Artikel i vetenskaplig tidskrift
Författare J. Vesterbacka
P. Nowak
B. Barqasho
S. Abdurahman
J. Nystrom
Staffan Nilsson
H. Funaoka
T. Kanda
Lars-Magnus Andersson
Magnus Gisslén
A. Sonnerborg
Publicerad i PLoS ONE
Volym 8
Nummer/häfte 1
ISSN 1932-6203
Publiceringsår 2013
Publicerad vid Institutionen för matematiska vetenskaper, matematisk statistik
Institutionen för biomedicin, avdelningen för infektionssjukdomar
Språk en
Länkar dx.doi.org/10.1371/journal.pone.005...
https://gup.ub.gu.se/file/97375
Ämneskategorier Klinisk medicin

Sammanfattning

Objectives: We investigated whether there are differences in the effects on microbial translocation (MT) and enterocyte damage by different antiretroviral therapy (ART) regimens after 1.5 years and whether antibiotic use has impact on MT. In a randomized clinical trial (NCT01445223) on first line ART, patients started either lopinavir/r (LPV/r) (n = 34) or efavirenz (EFV) containing ART (n = 37).

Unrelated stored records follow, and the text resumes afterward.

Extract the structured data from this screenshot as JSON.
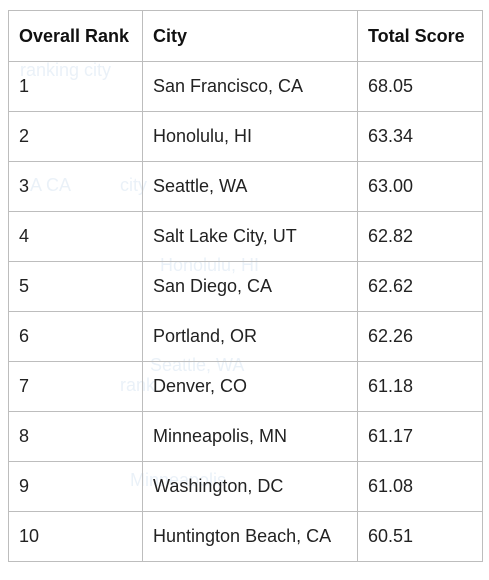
{
  "table": {
    "headers": [
      "Overall Rank",
      "City",
      "Total Score"
    ],
    "rows": [
      {
        "rank": "1",
        "city": "San Francisco, CA",
        "score": "68.05"
      },
      {
        "rank": "2",
        "city": "Honolulu, HI",
        "score": "63.34"
      },
      {
        "rank": "3",
        "city": "Seattle, WA",
        "score": "63.00"
      },
      {
        "rank": "4",
        "city": "Salt Lake City, UT",
        "score": "62.82"
      },
      {
        "rank": "5",
        "city": "San Diego, CA",
        "score": "62.62"
      },
      {
        "rank": "6",
        "city": "Portland, OR",
        "score": "62.26"
      },
      {
        "rank": "7",
        "city": "Denver, CO",
        "score": "61.18"
      },
      {
        "rank": "8",
        "city": "Minneapolis, MN",
        "score": "61.17"
      },
      {
        "rank": "9",
        "city": "Washington, DC",
        "score": "61.08"
      },
      {
        "rank": "10",
        "city": "Huntington Beach, CA",
        "score": "60.51"
      }
    ]
  }
}
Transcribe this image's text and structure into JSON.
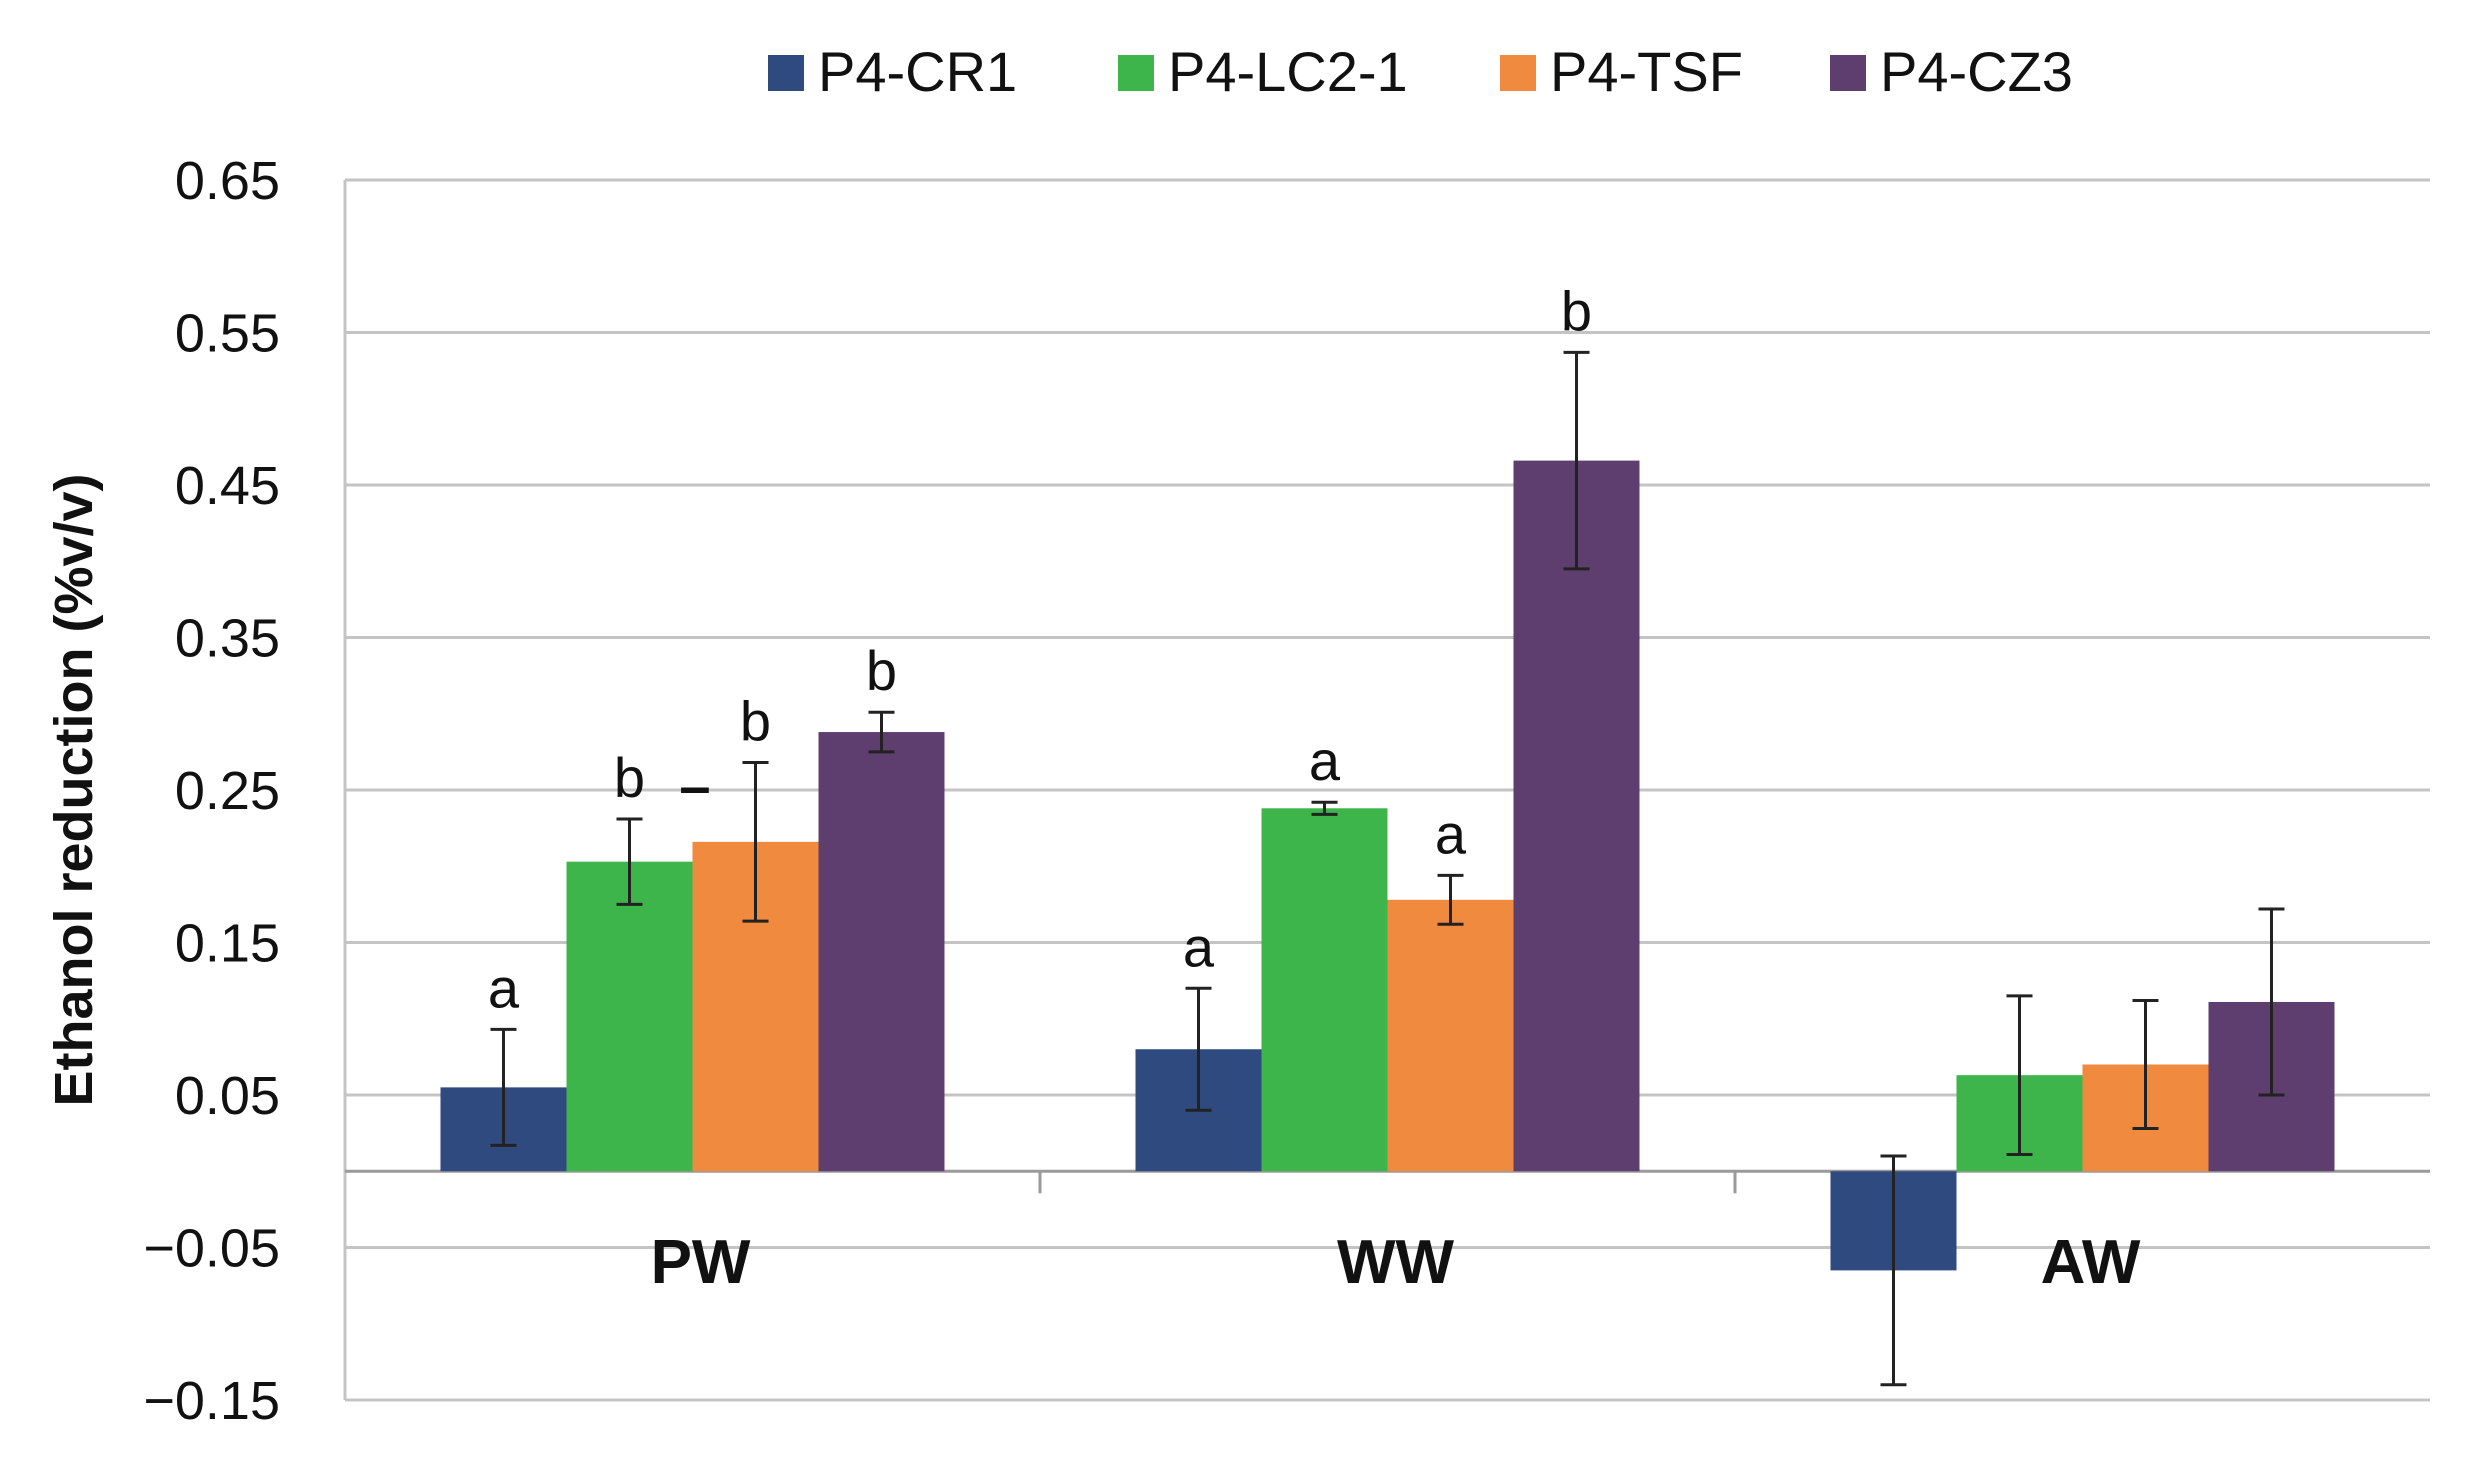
{
  "chart_data": {
    "type": "bar",
    "title": "",
    "xlabel": "",
    "ylabel": "Ethanol reduction (%v/v)",
    "ylim": [
      -0.15,
      0.65
    ],
    "yticks": [
      -0.15,
      -0.05,
      0.05,
      0.15,
      0.25,
      0.35,
      0.45,
      0.55,
      0.65
    ],
    "ytick_labels": [
      "−0.15",
      "−0.05",
      "0.05",
      "0.15",
      "0.25",
      "0.35",
      "0.45",
      "0.55",
      "0.65"
    ],
    "grid": true,
    "legend_position": "top",
    "categories": [
      "PW",
      "WW",
      "AW"
    ],
    "series": [
      {
        "name": "P4-CR1",
        "color": "#2F4A7F",
        "values": [
          0.055,
          0.08,
          -0.065
        ],
        "errors": [
          0.038,
          0.04,
          0.075
        ],
        "letters": [
          "a",
          "a",
          ""
        ]
      },
      {
        "name": "P4-LC2-1",
        "color": "#3DB54A",
        "values": [
          0.203,
          0.238,
          0.063
        ],
        "errors": [
          0.028,
          0.004,
          0.052
        ],
        "letters": [
          "b",
          "a",
          ""
        ]
      },
      {
        "name": "P4-TSF",
        "color": "#F08A3E",
        "values": [
          0.216,
          0.178,
          0.07
        ],
        "errors": [
          0.052,
          0.016,
          0.042
        ],
        "letters": [
          "b",
          "a",
          ""
        ]
      },
      {
        "name": "P4-CZ3",
        "color": "#5E3E6E",
        "values": [
          0.288,
          0.466,
          0.111
        ],
        "errors": [
          0.013,
          0.071,
          0.061
        ],
        "letters": [
          "b",
          "b",
          ""
        ]
      }
    ],
    "extra_mark": "–"
  }
}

Lipopolysaccharide (LPS), sCD14, anti-flagellin antibodies and intestinal fatty acid binding protein (I-FABP) levels were determined in plasma at baseline (BL) and week 72 (w72). Results: The levels of LPS and sCD14 were reduced from BL to w72 (157.5 pg/ml vs. 140.0 pg/ml, p = 0.0003; 3.13 ug/ml vs. 2.85 ug/ml, p = 0.005, respectively). The levels of anti-flagellin antibodies had decreased at w72 (0.35 vs 0.31 [OD]; p<0.0004), although significantly only in the LPV/r arm. I-FABP levels increased at w72 (2.26 ng/ml vs 3.13 ng/ml; p<0.0001), although significantly in EFV treated patients only. Patients given antibiotics at BL had lower sCD14 levels at w72 as revealed by ANCOVA compared to those who did not receive (Delta = -0.47 mu g/ml; p = 0.015). Conclusions: Markers of MT and enterocyte damage are elevated in untreated HIV-1 infected patients. Long-term ART reduces the levels, except for I-FABP which role as a marker of MT is questionable in ART-experienced patients. Why the enterocyte damage seems to persist remains to be established. Also antibiotic usage may influence the kinetics of the markers of MT.